研究动态
Articles below are published ahead of final publication in an issue. Please cite articles in the following format: authors, (year), title, journal, DOI.

功能基因嵌入的输入数据模态选择的评估。

Evaluation of input data modality choices on functional gene embeddings.

发表日期:2023 Dec
作者: Felix Brechtmann, Thibault Bechtler, Shubhankar Londhe, Christian Mertes, Julien Gagneur
来源: Disease Models & Mechanisms

摘要:

功能基因嵌入,即捕获基因功能的数值向量,提供了一种将功能基因信息集成到机器学习模型中的有前途的方法。这些嵌入是通过对各种数据类型应用自监督机器学习算法来学习的,包括定量组学测量、蛋白质-蛋白质相互作用网络和文献。然而,缺乏比较用于构建功能基因嵌入的替代数据模式的下游评估。在这里,我们对从各种数据模式获得的功能基因嵌入进行了基准测试,用于预测疾病基因列表、癌症驱动因素、表型-基因关联以及全基因组关联研究的分数。在预先计算的嵌入上训练的现成预测器匹配或优于专用的最先进的预测器,展示了它们的高实用性。在预测策划的基因列表时,基于文献和从低通量实验推断出的蛋白质-蛋白质相互作用的嵌入优于源自全基因组实验数据(转录组学、缺失筛选和蛋白质序列)的嵌入。相比之下,它们在预测全基因组关联信号时表现不佳,并且偏向于经过深入研究的基因。这些结果表明,源自文献和低通量实验的嵌入在许多现有基准中似乎是有利的,因为它们偏向于经过充分研究的基因,因此应谨慎考虑。总而言之,我们的研究和预计算嵌入将促进遗传学和相关领域机器学习模型的开发。© 作者 2023。由牛津大学出版社代表 NAR 基因组学和生物信息学出版。
Functional gene embeddings, numerical vectors capturing gene function, provide a promising way to integrate functional gene information into machine learning models. These embeddings are learnt by applying self-supervised machine-learning algorithms on various data types including quantitative omics measurements, protein-protein interaction networks and literature. However, downstream evaluations comparing alternative data modalities used to construct functional gene embeddings have been lacking. Here we benchmarked functional gene embeddings obtained from various data modalities for predicting disease-gene lists, cancer drivers, phenotype-gene associations and scores from genome-wide association studies. Off-the-shelf predictors trained on precomputed embeddings matched or outperformed dedicated state-of-the-art predictors, demonstrating their high utility.
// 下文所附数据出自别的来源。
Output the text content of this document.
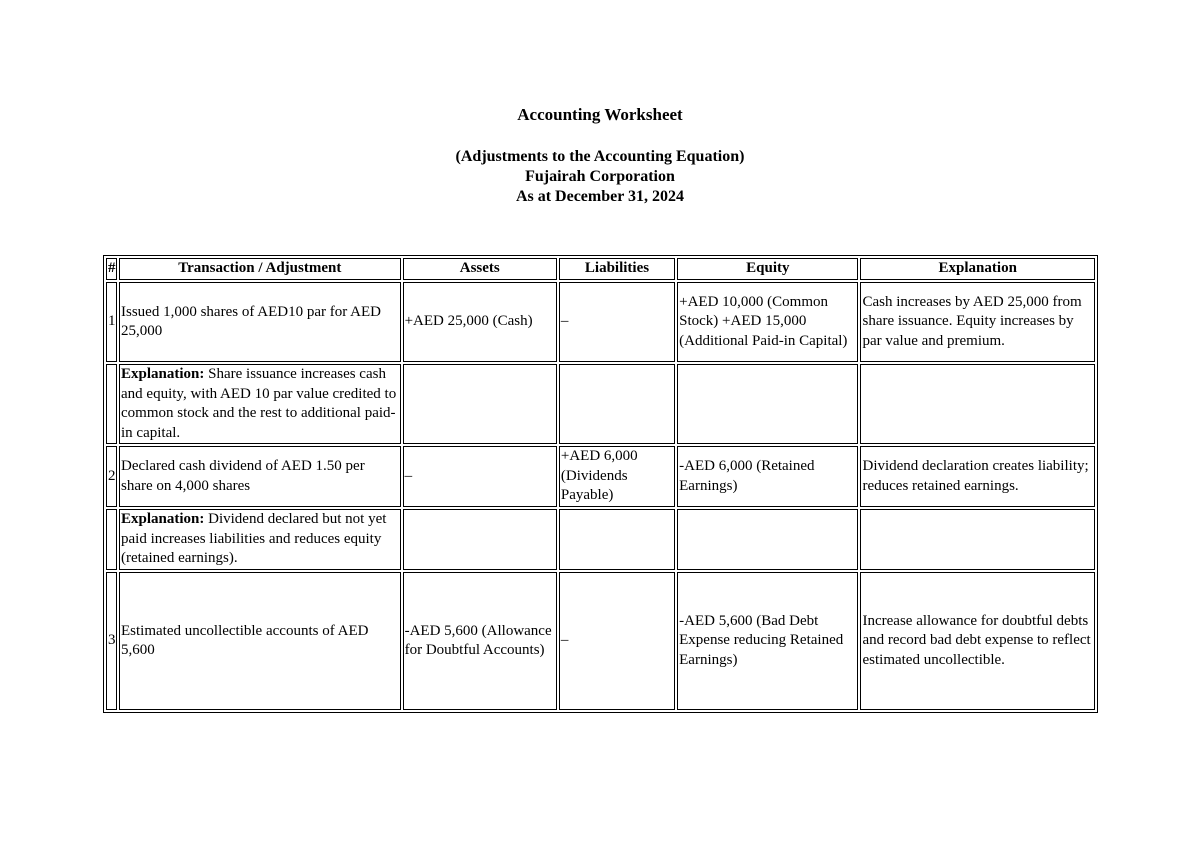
Accounting Worksheet
(Adjustments to the Accounting Equation)
Fujairah Corporation
As at December 31, 2024
#	Transaction / Adjustment	Assets	Liabilities	Equity	Explanation
1	Issued 1,000 shares of AED10 par for AED 25,000	+AED 25,000 (Cash)	–	+AED 10,000 (Common Stock) +AED 15,000 (Additional Paid-in Capital)	Cash increases by AED 25,000 from share issuance. Equity increases by par value and premium.
	Explanation: Share issuance increases cash and equity, with AED 10 par value credited to common stock and the rest to additional paid-in capital.				
2	Declared cash dividend of AED 1.50 per share on 4,000 shares	–	+AED 6,000 (Dividends Payable)	-AED 6,000 (Retained Earnings)	Dividend declaration creates liability; reduces retained earnings.
	Explanation: Dividend declared but not yet paid increases liabilities and reduces equity (retained earnings).				
3	Estimated uncollectible accounts of AED 5,600	-AED 5,600 (Allowance for Doubtful Accounts)	–	-AED 5,600 (Bad Debt Expense reducing Retained Earnings)	Increase allowance for doubtful debts and record bad debt expense to reflect estimated uncollectible.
Embeddings based on literature and protein-protein interactions inferred from low-throughput experiments outperformed embeddings derived from genome-wide experimental data (transcriptomics, deletion screens and protein sequence) when predicting curated gene lists. In contrast, they did not perform better when predicting genome-wide association signals and were biased towards highly-studied genes. These results indicate that embeddings derived from literature and low-throughput experiments appear favourable in many existing benchmarks because they are biased towards well-studied genes and should therefore be considered with caution. Altogether, our study and precomputed embeddings will facilitate the development of machine-learning models in genetics and related fields.© The Author(s) 2023. Published by Oxford University Press on behalf of NAR Genomics and Bioinformatics.